Soil quality response to cover crops and amendment in a vineyard in Nova Scotia, Canada.
Messiga, A.J., Sharifi, M., Hammermeister, A.M., Gallant, K., Fuller, K.D., and Tango, M. (2015). "Soil quality response to cover crops and amendment in a vineyard in Nova Scotia, Canada.", Scientia Horticulturae, 188, pp. 6-14. doi : 10.1016/j.scienta.2015.02.041 Access to full text
The effects of cover crop mixtures combined with organic and industrial wastes on selected soil properties were assessed in a vineyard in Eastern Canada. The experimental treatments were randomly arranged in a nested design with three replicates. Four alleyway cover crop mixtures [control with no cover crop (CONT), oats + pea + hairy vetch (OPV), oats underseeded with red clover (ORCl), and timothy + alsike + red clover (TM)] were applied to main plots.
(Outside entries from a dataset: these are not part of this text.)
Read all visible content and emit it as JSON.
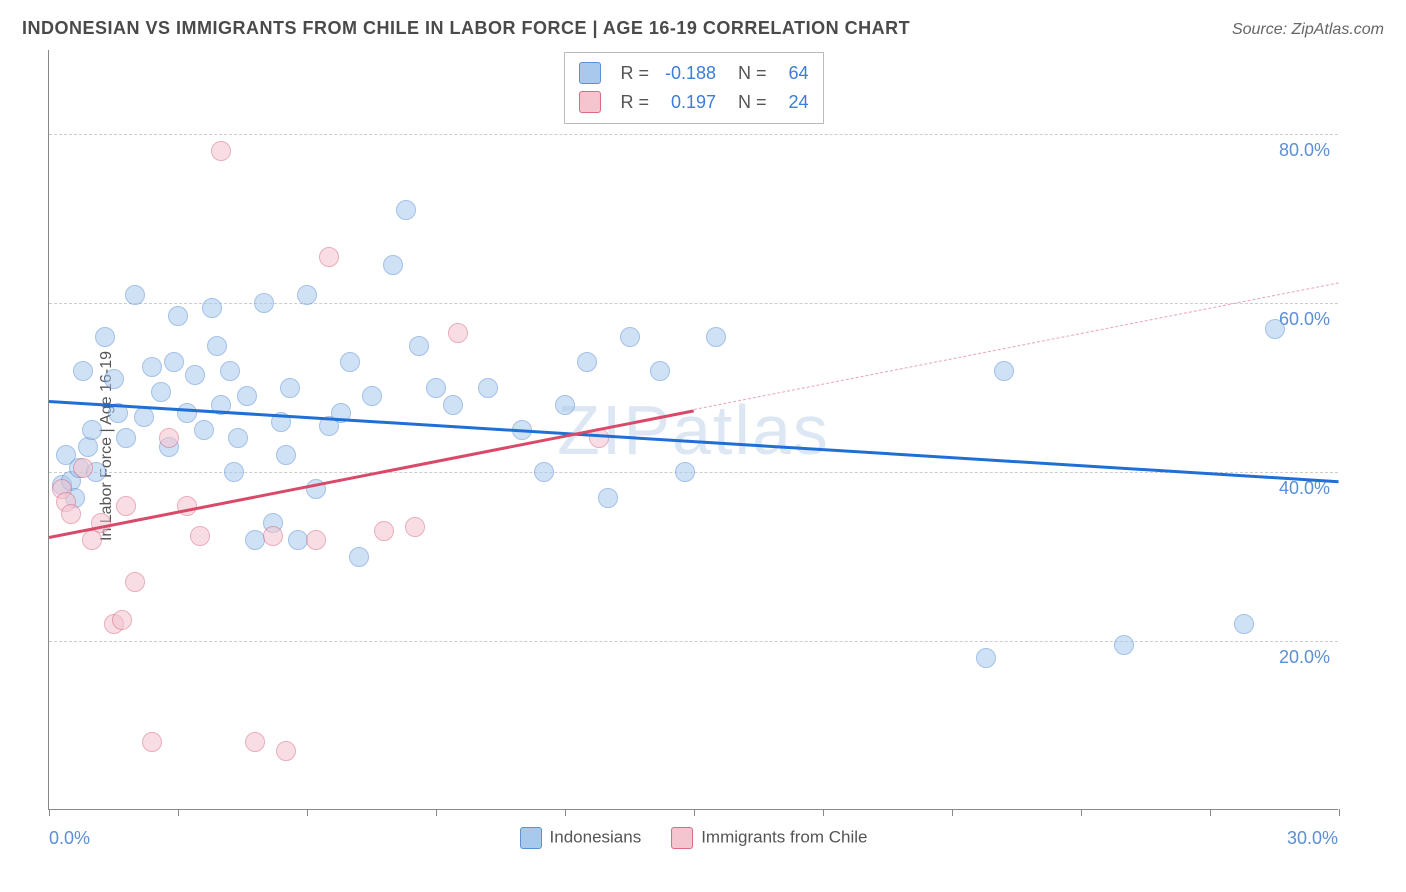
{
  "title": "INDONESIAN VS IMMIGRANTS FROM CHILE IN LABOR FORCE | AGE 16-19 CORRELATION CHART",
  "source": "Source: ZipAtlas.com",
  "watermark": "ZIPatlas",
  "ylabel": "In Labor Force | Age 16-19",
  "chart": {
    "type": "scatter",
    "xlim": [
      0,
      30
    ],
    "ylim": [
      0,
      90
    ],
    "ytick_positions": [
      20,
      40,
      60,
      80
    ],
    "ytick_labels": [
      "20.0%",
      "40.0%",
      "60.0%",
      "80.0%"
    ],
    "ytick_color": "#5b8fd6",
    "xtick_positions": [
      0,
      3,
      6,
      9,
      12,
      15,
      18,
      21,
      24,
      27,
      30
    ],
    "xtick_labels_shown": {
      "0": "0.0%",
      "30": "30.0%"
    },
    "xtick_color": "#5b8fd6",
    "grid_color": "#cccccc",
    "background_color": "#ffffff",
    "point_radius": 10,
    "point_opacity": 0.55,
    "series": [
      {
        "name": "Indonesians",
        "fill": "#a9c9ec",
        "stroke": "#5b8fd6",
        "trend": {
          "x1": 0,
          "y1": 48.5,
          "x2": 30,
          "y2": 39.0,
          "color": "#1f6fd6",
          "width": 3,
          "dash": false
        },
        "R": "-0.188",
        "N": "64",
        "points": [
          [
            0.3,
            38.5
          ],
          [
            0.4,
            42
          ],
          [
            0.5,
            39
          ],
          [
            0.6,
            37
          ],
          [
            0.7,
            40.5
          ],
          [
            0.8,
            52
          ],
          [
            0.9,
            43
          ],
          [
            1.0,
            45
          ],
          [
            1.1,
            40
          ],
          [
            1.3,
            56
          ],
          [
            1.5,
            51
          ],
          [
            1.6,
            47
          ],
          [
            1.8,
            44
          ],
          [
            2.0,
            61
          ],
          [
            2.2,
            46.5
          ],
          [
            2.4,
            52.5
          ],
          [
            2.6,
            49.5
          ],
          [
            2.8,
            43
          ],
          [
            3.0,
            58.5
          ],
          [
            3.2,
            47
          ],
          [
            3.4,
            51.5
          ],
          [
            3.6,
            45
          ],
          [
            3.8,
            59.5
          ],
          [
            4.0,
            48
          ],
          [
            4.2,
            52
          ],
          [
            4.4,
            44
          ],
          [
            4.6,
            49
          ],
          [
            4.8,
            32
          ],
          [
            5.0,
            60
          ],
          [
            5.2,
            34
          ],
          [
            5.4,
            46
          ],
          [
            5.6,
            50
          ],
          [
            5.8,
            32
          ],
          [
            6.0,
            61
          ],
          [
            6.2,
            38
          ],
          [
            6.5,
            45.5
          ],
          [
            7.0,
            53
          ],
          [
            7.2,
            30
          ],
          [
            7.5,
            49
          ],
          [
            8.0,
            64.5
          ],
          [
            8.3,
            71
          ],
          [
            8.6,
            55
          ],
          [
            9.0,
            50
          ],
          [
            9.4,
            48
          ],
          [
            10.2,
            50
          ],
          [
            11.0,
            45
          ],
          [
            11.5,
            40
          ],
          [
            12.0,
            48
          ],
          [
            12.5,
            53
          ],
          [
            13.0,
            37
          ],
          [
            13.5,
            56
          ],
          [
            14.2,
            52
          ],
          [
            14.8,
            40
          ],
          [
            15.5,
            56
          ],
          [
            21.8,
            18
          ],
          [
            22.2,
            52
          ],
          [
            25.0,
            19.5
          ],
          [
            27.8,
            22
          ],
          [
            28.5,
            57
          ],
          [
            3.9,
            55
          ],
          [
            6.8,
            47
          ],
          [
            4.3,
            40
          ],
          [
            5.5,
            42
          ],
          [
            2.9,
            53
          ]
        ]
      },
      {
        "name": "Immigrants from Chile",
        "fill": "#f4c4cf",
        "stroke": "#d96b85",
        "trend_solid": {
          "x1": 0,
          "y1": 32.5,
          "x2": 15,
          "y2": 47.5,
          "color": "#d94a6a",
          "width": 3
        },
        "trend_dash": {
          "x1": 15,
          "y1": 47.5,
          "x2": 30,
          "y2": 62.5,
          "color": "#e8a5b3",
          "width": 1.5
        },
        "R": "0.197",
        "N": "24",
        "points": [
          [
            0.3,
            38
          ],
          [
            0.4,
            36.5
          ],
          [
            0.5,
            35
          ],
          [
            0.8,
            40.5
          ],
          [
            1.0,
            32
          ],
          [
            1.2,
            34
          ],
          [
            1.5,
            22
          ],
          [
            1.7,
            22.5
          ],
          [
            1.8,
            36
          ],
          [
            2.0,
            27
          ],
          [
            2.4,
            8
          ],
          [
            2.8,
            44
          ],
          [
            3.2,
            36
          ],
          [
            3.5,
            32.5
          ],
          [
            4.0,
            78
          ],
          [
            4.8,
            8
          ],
          [
            5.2,
            32.5
          ],
          [
            5.5,
            7
          ],
          [
            6.2,
            32
          ],
          [
            6.5,
            65.5
          ],
          [
            7.8,
            33
          ],
          [
            8.5,
            33.5
          ],
          [
            9.5,
            56.5
          ],
          [
            12.8,
            44
          ]
        ]
      }
    ]
  },
  "legend": {
    "items": [
      {
        "label": "Indonesians",
        "fill": "#a9c9ec",
        "stroke": "#5b8fd6"
      },
      {
        "label": "Immigrants from Chile",
        "fill": "#f4c4cf",
        "stroke": "#d96b85"
      }
    ]
  },
  "stat_value_color": "#3b7dd8"
}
Five fertility treatments [fertilizer without N (NDEF), full synthetic fertilizer (FERT), wood ash (WA), municipal solid food waste (MSFW), and mussel sediment (MS)] were assigned to sub-plots. Changes in selected soil quality (0–15 cm) were assessed at the beginning of the growing season (May 9, 2011 and April 28, 2012), at bloom in early-July (July 06, 2011 and 2012), and at harvest in late-October (October 31, 2011 and October 20, 2012). At bloom, soil mineral N was 23.56 kg ha-1 for OPV and 20.68 kg ha-1 for ORCl, but only 16.38 kg ha-1for CONT and 12.53 kg ha-1 for TM. At harvest, soil mineral N was 21.95 kg ha-1 for ORCl, but only 15.43 kg ha-1for OPV and TM and 9.10 kg ha-1 for CONT. Soil mineral N was mainly in the form of NO3−–N until bloom, but at harvest majority of soil mineral N was consisted of NH4+–N. After one year of experiment, the three organic and industrial amendments maintained greater soil pH (7.34 for MSFW and 7.35 for WA) and Mehlich-3 extractable P (399 kg PM3 ha-1 for MSFW and 333 kg PM3 ha-1 for WA) compared with FERT (pH 7.17; 306 kg PM3 ha-1) and NDEF (pH 7.12; 288 kg PM3 ha-1) treatments. After two years of experiment, the combination of cover crop × amendment improved soil organic-C by 8.8% and 10.6% and -N by 8.1% and 9.8% compared with amendment alone and cover crop × FERT treatment, respectively. Potentially mineralizable N estimated by UV-absorbance of NaHCO3 extraction was greater under ORCl (0.79 abs) compared with the other cover crops (0.69 abs). The microbial biomass C was 205 kg ha-1 under MSFW and 212 kg ha-1 under WA, but only 168 kg ha-1 under NDEF, 125 kg ha-1 under FERT. The combination of cover crops and organic or industrial wastes provide comparable soil mineral N supply and available P with fertilized treatments while improving soil physical and biological properties and overall soil quality in this vineyard production system.